Mr Maxime Dieu,
Programmateur d'un festival de cinéma
Interview réalisée en octobre 2010 |
Programmateur pour le Festival du Film d'Amour de Mons.
Parlez-nous de votre parcours scolaire…
J’ai fait mes études secondaires dans la filière générale, aux Ursulines à Mons. Ensuite, je ne savais pas trop vers quoi m’orienter mais le programme des cours en communication me plaisait bien. J'ai donc choisi l’IHECS à Bruxelles où ils proposent à la fois des cours pratiques et des cours théoriques donc c’est assez complet au niveau de l’apprentissage. Il faut savoir qu’en faisant des études en communication, on n’apprend pas forcément un métier. On a les clés pour s’orienter vers différentes voies, par après.
Quel est votre parcours professionnel ?
Les débuts n’ont pas été faciles. J’avais plusieurs idées mais ce n’est pas évident de trouver du boulot en communication à la sortie des études ! Je fréquentais régulièrement un ciné-club montois et on m’a ensuite proposé de participer au Festival International du Film d’Amour de Mons en tant que bénévole. J’ai commencé par écrire des articles, des critiques de films, des interviews pour le quotidien du festival. Apparemment, ils étaient très contents de moi puisqu’ils m’ont proposé un contrat à durée déterminée pour être responsable des publications (catalogue, programme, etc.). Suite à cela, j’ai envoyé une lettre de motivation et un CV en disant que j'étais candidat si un poste permanent pour le service cinéma se libérait. Il s’avère que six mois après, le poste du programmateur était disponible et ils ont pensé à moi.
Pourquoi avez-vous eu envie de travailler dans le milieu du cinéma ? Qu’est-ce qui vous a attiré ?

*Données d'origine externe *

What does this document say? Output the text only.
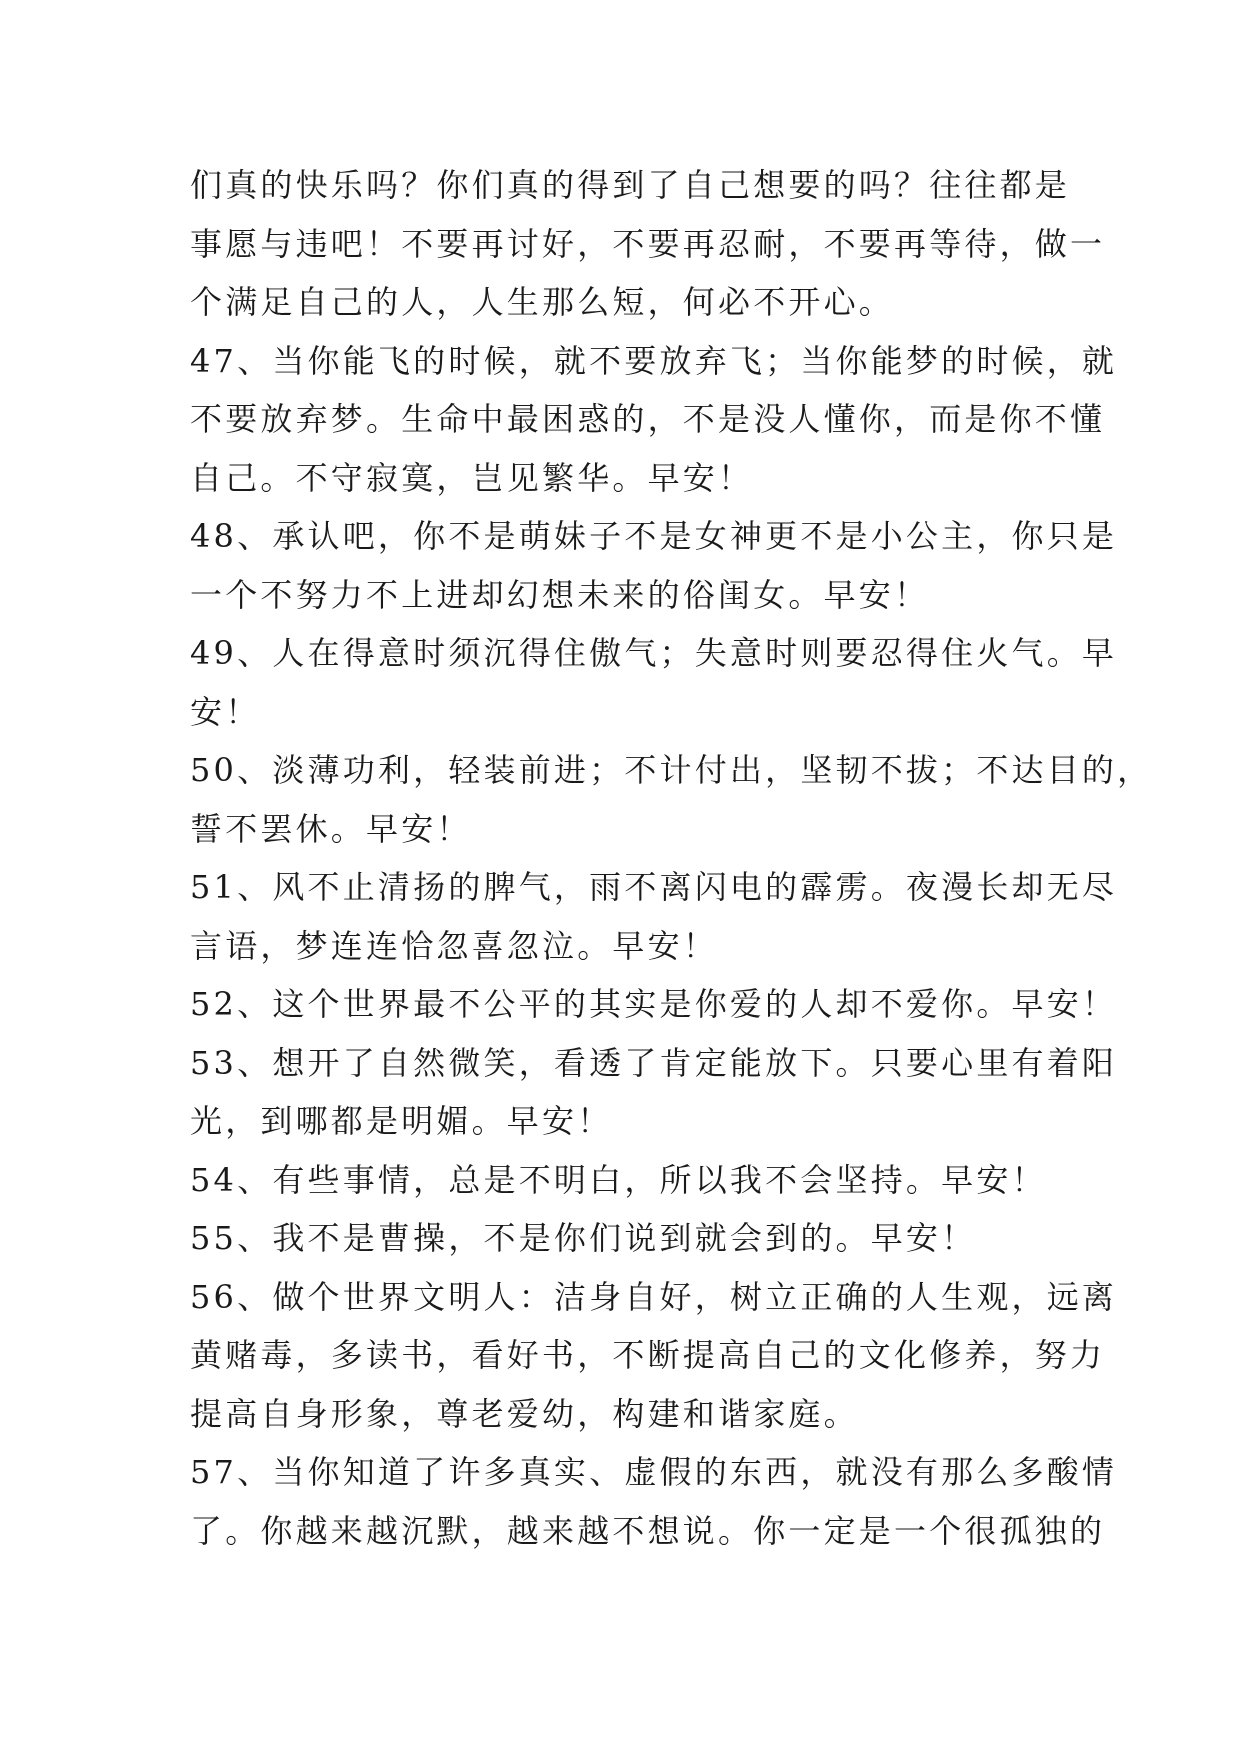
们真的快乐吗？你们真的得到了自己想要的吗？往往都是
事愿与违吧！不要再讨好，不要再忍耐，不要再等待，做一
个满足自己的人，人生那么短，何必不开心。
47、当你能飞的时候，就不要放弃飞；当你能梦的时候，就
不要放弃梦。生命中最困惑的，不是没人懂你，而是你不懂
自己。不守寂寞，岂见繁华。早安！
48、承认吧，你不是萌妹子不是女神更不是小公主，你只是
一个不努力不上进却幻想未来的俗闺女。早安！
49、人在得意时须沉得住傲气；失意时则要忍得住火气。早
安！
50、淡薄功利，轻装前进；不计付出，坚韧不拔；不达目的，
誓不罢休。早安！
51、风不止清扬的脾气，雨不离闪电的霹雳。夜漫长却无尽
言语，梦连连恰忽喜忽泣。早安！
52、这个世界最不公平的其实是你爱的人却不爱你。早安！
53、想开了自然微笑，看透了肯定能放下。只要心里有着阳
光，到哪都是明媚。早安！
54、有些事情，总是不明白，所以我不会坚持。早安！
55、我不是曹操，不是你们说到就会到的。早安！
56、做个世界文明人：洁身自好，树立正确的人生观，远离
黄赌毒，多读书，看好书，不断提高自己的文化修养，努力
提高自身形象，尊老爱幼，构建和谐家庭。
57、当你知道了许多真实、虚假的东西，就没有那么多酸情
了。你越来越沉默，越来越不想说。你一定是一个很孤独的
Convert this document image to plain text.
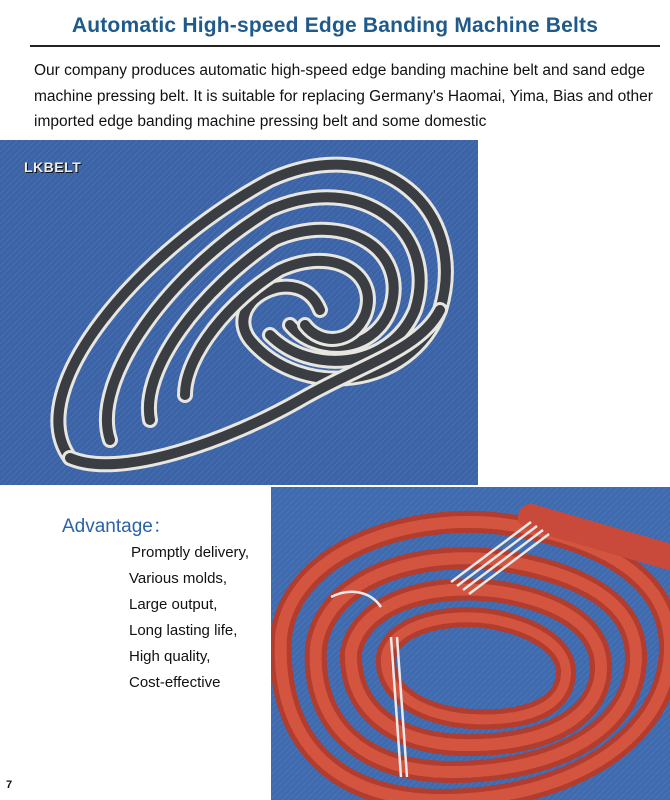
Automatic High-speed Edge Banding Machine Belts
Our company produces automatic high-speed edge banding machine belt and sand edge machine pressing belt. It is suitable for replacing Germany's Haomai, Yima, Bias and other imported edge banding machine pressing belt and some domestic
LKBELT
Advantage：
Promptly delivery,
Various molds,
Large output,
Long lasting life,
High quality,
Cost-effective
7
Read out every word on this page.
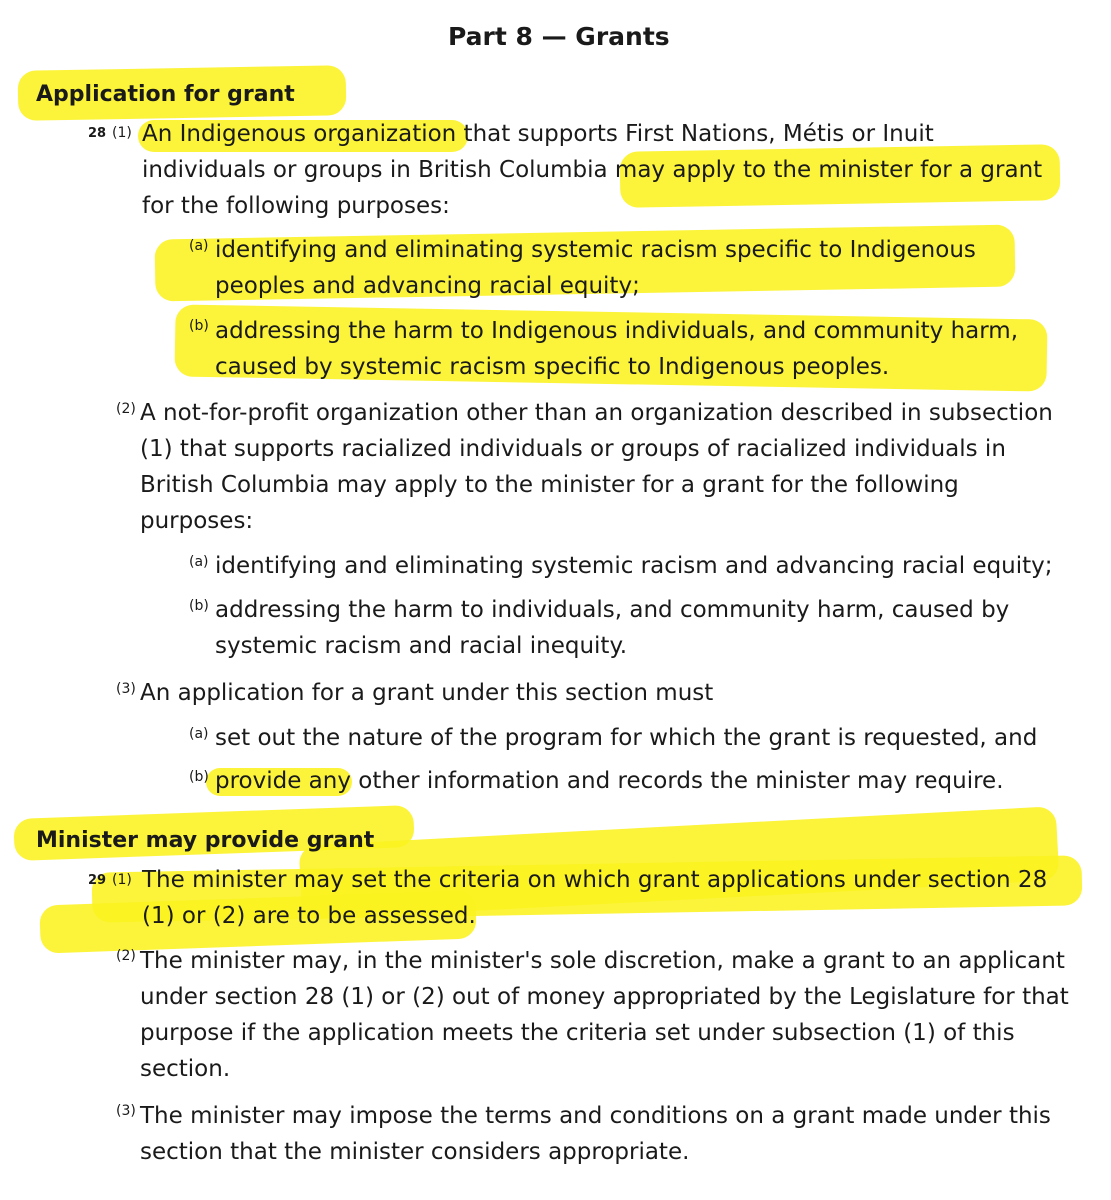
Part 8 — Grants
Application for grant
28 (1) An Indigenous organization that supports First Nations, Métis or Inuit
individuals or groups in British Columbia may apply to the minister for a grant
for the following purposes:
(a) identifying and eliminating systemic racism specific to Indigenous
peoples and advancing racial equity;
(b) addressing the harm to Indigenous individuals, and community harm,
caused by systemic racism specific to Indigenous peoples.
(2) A not-for-profit organization other than an organization described in subsection
(1) that supports racialized individuals or groups of racialized individuals in
British Columbia may apply to the minister for a grant for the following
purposes:
(a) identifying and eliminating systemic racism and advancing racial equity;
(b) addressing the harm to individuals, and community harm, caused by
systemic racism and racial inequity.
(3) An application for a grant under this section must
(a) set out the nature of the program for which the grant is requested, and
(b) provide any other information and records the minister may require.
Minister may provide grant
29 (1) The minister may set the criteria on which grant applications under section 28
(1) or (2) are to be assessed.
(2) The minister may, in the minister's sole discretion, make a grant to an applicant
under section 28 (1) or (2) out of money appropriated by the Legislature for that
purpose if the application meets the criteria set under subsection (1) of this
section.
(3) The minister may impose the terms and conditions on a grant made under this
section that the minister considers appropriate.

J’ai toujours été attiré par le cinéma. J’ai commencé à m’y intéresser pendant mes études à Bruxelles. J’allais voir des films en version originale, des films d’auteur que je n’avais pas l’habitude de voir. Ca a été un peu une révélation. Tout ça était aussi combiné avec les cours d’audiovisuel que j’ai eu à l’IHECS. Et puis, j’ai fait diverses rencontres, notamment avec les frères Dardenne qui étaient venus à l’école pour expliquer ce qu’ils faisaient, au tout début de leur carrière. Compte tenu de tout cela, j’avais envie de m’impliquer dans le domaine du cinéma, même bénévolement.
En quoi consiste exactement la programmation d’un festival ? Quelles sont les différentes étapes ?
La première étape, c’est la construction d’un fond. Il faut des idées originales. Dans le domaine culturel, il faut savoir qu’il y a deux pôles importants : la gestion et le fond. Moi je ne m’occupe pas directement de la gestion mais principalement du contenu. Il faut essayer d’innover, de donner envie aux gens de s’intéresser. On essaie d’être éclectique car le but est de proposer un événement ouvert vers tous les publics, de faire quelque chose d’accessible à tout le monde, de démocratique. On n’a pas envie de faire uniquement du "culturel élitiste".
Pour la programmation en tant que telle, il y a tout un travail de recherche. Au festival, nous présentons une moyenne de 80 longs métrages, ce qui veut dire que nous en visionnons entre 300 et 350. On reçoit des candidatures spontanées (entre 5 et 20% des films) mais on cherche par nous-mêmes aussi. Pour cela, on voyage beaucoup dans les festivals, ce qui nous permet à la fois de voir les films les plus récents possibles mais aussi de rencontrer des gens. Comme nous faisons des évènements autour de personnalités en particulier, c’est intéressant de pouvoir prendre des contacts.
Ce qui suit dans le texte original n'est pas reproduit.